One of the most recent successes of this approach is an exceedingly drought-resistant variety called Jabal. It emerged from a cross between cultivated durum and my ancient ancestor, the goatgrass Aegilops speltoides, that was collected on the dry plains of Syria. Between 2017 and 2021, trials of new durum varieties in Morocco were beset by more serious droughts than many farmers could remember, and yet the variety that became Jabal flourished and produced a harvest when all the existing commercial varieties failed.

I’m happy to have had some of the diversity I lost during domestication given back to me by my wild relatives, especially as it improves the lot of farmers facing the climate emergency. Looking further ahead, this approach holds out great hope.

Remember that other goatgrass, Aegilops tauschii, the one that went into making bread wheat? Researchers crossed it with me, cultivated durum, to create what they call synthetic bread wheats. These have six sets of chromosomes, like bread wheat, but because they have been made afresh, the genes they get from the goatgrass are likely to be different to the ones they got way back in the Stone Age. Along with the durum genes, breeders now have even more diversity from which to select better varieties of bread wheat. Synthetic wheats form a useful bridge between wild relatives and commercial varieties.

Genes have flowed the other way too, as breeders sought to soften my most distinguishing characteristic.
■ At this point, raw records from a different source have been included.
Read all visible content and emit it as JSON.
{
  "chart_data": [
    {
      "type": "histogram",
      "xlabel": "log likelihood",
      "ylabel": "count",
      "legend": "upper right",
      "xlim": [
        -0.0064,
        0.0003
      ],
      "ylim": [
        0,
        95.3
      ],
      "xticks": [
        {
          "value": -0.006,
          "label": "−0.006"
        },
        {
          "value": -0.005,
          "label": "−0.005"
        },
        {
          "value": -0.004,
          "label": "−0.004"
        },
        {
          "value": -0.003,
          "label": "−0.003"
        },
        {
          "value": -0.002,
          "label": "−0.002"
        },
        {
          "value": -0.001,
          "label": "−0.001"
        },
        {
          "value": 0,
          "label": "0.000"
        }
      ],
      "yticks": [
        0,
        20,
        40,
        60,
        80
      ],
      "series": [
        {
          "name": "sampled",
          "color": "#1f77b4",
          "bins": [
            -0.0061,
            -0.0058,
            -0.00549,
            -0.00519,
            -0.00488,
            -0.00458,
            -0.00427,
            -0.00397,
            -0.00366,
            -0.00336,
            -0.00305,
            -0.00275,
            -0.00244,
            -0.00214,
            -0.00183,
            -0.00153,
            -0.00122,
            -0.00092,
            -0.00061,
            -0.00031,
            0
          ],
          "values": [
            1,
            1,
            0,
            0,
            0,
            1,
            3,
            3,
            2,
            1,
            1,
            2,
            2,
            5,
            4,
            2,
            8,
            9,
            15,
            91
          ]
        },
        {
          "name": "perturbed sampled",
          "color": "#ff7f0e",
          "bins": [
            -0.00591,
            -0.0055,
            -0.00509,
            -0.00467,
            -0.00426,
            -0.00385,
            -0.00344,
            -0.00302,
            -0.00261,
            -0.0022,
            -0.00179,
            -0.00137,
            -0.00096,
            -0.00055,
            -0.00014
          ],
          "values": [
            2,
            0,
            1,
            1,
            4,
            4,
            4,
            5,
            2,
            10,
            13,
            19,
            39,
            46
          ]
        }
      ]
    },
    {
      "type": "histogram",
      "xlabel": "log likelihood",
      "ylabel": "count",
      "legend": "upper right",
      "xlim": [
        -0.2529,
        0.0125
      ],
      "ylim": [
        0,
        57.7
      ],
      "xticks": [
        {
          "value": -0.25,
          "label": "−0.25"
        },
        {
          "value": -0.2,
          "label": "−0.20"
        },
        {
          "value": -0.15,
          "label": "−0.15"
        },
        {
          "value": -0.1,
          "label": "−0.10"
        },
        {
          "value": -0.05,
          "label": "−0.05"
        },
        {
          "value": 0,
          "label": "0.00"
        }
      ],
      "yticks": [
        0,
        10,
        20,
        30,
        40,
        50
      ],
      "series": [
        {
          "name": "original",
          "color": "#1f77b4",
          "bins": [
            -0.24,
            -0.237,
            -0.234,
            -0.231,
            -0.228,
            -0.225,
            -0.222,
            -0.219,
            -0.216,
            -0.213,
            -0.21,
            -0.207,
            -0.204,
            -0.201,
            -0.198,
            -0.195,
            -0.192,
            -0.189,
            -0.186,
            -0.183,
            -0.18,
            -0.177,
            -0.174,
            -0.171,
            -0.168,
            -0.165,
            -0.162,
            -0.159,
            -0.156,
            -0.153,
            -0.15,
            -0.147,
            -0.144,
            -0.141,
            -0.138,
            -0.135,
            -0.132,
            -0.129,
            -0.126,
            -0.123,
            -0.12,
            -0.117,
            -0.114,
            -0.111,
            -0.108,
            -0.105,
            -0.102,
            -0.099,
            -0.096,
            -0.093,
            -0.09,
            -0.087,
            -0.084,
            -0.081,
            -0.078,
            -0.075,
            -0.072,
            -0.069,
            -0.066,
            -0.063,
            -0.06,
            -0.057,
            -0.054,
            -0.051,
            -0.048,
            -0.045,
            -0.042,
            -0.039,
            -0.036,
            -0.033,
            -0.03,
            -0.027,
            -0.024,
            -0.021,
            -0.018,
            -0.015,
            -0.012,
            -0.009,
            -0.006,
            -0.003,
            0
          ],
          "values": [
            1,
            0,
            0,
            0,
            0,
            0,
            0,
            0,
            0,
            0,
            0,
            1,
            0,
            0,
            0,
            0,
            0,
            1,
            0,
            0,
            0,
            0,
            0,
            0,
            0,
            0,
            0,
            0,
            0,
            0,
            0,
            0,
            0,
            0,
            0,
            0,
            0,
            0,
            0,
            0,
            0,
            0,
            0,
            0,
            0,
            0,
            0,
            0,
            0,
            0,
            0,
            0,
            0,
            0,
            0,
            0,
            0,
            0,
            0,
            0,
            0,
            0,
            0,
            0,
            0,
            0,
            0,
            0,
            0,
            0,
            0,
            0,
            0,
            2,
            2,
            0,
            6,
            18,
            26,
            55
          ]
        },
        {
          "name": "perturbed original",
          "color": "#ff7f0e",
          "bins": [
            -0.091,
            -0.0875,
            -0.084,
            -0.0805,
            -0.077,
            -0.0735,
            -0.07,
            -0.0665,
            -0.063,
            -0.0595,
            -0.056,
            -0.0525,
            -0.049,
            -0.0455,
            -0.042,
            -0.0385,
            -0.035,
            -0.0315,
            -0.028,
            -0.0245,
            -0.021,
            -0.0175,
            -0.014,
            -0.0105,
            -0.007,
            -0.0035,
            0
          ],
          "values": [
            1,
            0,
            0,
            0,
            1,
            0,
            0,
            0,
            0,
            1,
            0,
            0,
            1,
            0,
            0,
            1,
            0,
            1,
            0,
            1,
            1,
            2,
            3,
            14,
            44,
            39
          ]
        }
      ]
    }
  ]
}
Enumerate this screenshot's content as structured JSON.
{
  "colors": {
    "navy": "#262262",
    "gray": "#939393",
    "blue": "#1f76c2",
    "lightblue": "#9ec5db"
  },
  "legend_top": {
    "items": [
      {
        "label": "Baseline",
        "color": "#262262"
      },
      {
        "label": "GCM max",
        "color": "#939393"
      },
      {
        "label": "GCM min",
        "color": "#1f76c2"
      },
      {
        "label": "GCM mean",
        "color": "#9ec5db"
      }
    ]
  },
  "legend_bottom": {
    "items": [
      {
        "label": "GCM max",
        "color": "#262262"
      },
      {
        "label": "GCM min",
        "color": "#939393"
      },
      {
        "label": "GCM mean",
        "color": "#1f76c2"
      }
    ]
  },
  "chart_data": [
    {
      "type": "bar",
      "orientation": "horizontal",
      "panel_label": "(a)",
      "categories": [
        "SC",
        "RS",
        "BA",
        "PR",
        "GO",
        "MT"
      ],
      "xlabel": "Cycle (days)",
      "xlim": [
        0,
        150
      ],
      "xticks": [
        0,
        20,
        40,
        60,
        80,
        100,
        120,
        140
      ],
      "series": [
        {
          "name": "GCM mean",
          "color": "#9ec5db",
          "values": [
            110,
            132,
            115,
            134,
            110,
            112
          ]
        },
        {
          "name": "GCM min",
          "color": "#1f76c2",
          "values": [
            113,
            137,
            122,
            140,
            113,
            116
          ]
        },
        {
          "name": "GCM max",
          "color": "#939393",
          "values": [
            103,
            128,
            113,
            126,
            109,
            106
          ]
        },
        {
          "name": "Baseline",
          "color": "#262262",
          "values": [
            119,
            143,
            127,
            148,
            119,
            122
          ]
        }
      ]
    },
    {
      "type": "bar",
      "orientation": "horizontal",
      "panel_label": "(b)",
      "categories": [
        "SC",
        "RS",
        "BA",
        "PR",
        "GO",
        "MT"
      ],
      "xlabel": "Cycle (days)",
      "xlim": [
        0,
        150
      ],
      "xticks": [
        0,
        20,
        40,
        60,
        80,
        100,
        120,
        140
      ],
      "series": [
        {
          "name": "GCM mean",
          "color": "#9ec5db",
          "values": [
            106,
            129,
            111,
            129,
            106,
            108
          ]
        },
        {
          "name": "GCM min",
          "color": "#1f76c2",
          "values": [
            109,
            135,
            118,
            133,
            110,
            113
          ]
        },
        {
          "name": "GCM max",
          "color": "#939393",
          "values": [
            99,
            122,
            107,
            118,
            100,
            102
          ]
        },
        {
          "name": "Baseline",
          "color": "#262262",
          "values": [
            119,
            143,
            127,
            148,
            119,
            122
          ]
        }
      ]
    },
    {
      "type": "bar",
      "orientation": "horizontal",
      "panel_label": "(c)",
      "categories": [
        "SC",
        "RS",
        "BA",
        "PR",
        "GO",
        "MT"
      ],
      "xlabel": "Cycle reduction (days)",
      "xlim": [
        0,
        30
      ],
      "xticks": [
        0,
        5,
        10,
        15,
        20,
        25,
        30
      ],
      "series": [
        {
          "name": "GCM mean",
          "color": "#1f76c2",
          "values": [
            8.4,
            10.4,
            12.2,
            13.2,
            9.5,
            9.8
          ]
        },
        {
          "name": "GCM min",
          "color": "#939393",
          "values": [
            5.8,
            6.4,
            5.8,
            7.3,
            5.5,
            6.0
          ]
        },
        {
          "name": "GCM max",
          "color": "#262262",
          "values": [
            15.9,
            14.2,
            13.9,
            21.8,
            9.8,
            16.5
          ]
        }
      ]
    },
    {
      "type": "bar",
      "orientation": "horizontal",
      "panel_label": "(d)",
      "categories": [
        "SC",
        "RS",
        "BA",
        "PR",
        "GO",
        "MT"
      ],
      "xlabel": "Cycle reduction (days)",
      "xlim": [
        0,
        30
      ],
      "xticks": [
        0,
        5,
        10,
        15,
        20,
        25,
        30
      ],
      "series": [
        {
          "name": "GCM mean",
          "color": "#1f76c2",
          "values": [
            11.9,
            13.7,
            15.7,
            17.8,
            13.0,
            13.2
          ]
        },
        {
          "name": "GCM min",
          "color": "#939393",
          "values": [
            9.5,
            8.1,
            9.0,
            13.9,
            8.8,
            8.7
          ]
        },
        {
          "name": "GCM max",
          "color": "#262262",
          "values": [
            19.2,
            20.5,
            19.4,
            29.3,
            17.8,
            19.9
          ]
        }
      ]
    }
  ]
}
The physical hardness of a wheat seed has absolutely nothing to do with its qualities for bread or pasta, but the need for specialised milling equipment does restrict the use of durum wheat. After about 20 years, breeders managed to select durum varieties with softer kernels, after identifying the gene in a Chinese bread wheat and crossing with commercial durum varieties. The new varieties tolerate drought and have all the other benefits of durum wheats, but produce high-quality flour more easily from the softer seeds. And the flour makes excellent pizza and pasta.

Soft durum wheat? I never thought that would be possible.

Did You Know? 

  • Scientific names: Triticum turgidum subsp. durum

  • Origin: Fertile Crescent, Near East, ~9000 years BP

  • Conservation status: About 115,000 seed accessions in Genesys: 28,093 in the CIMMYT genebank in Mexico, 22,630 in the ICARDA genebank and 21,355 in the Australian Grains Genebank. The main donor countries are Turkey (12,594), Ethiopia (10,767), and Mexico (7,709). About 38,000 accessions are safety duplicated in the Svalbard Global Seed Vault, 30,413 in the USDA National Seed Storage Laboratory in Nebraska USA, and 10,833 in the CIMMYT genebank in Mexico.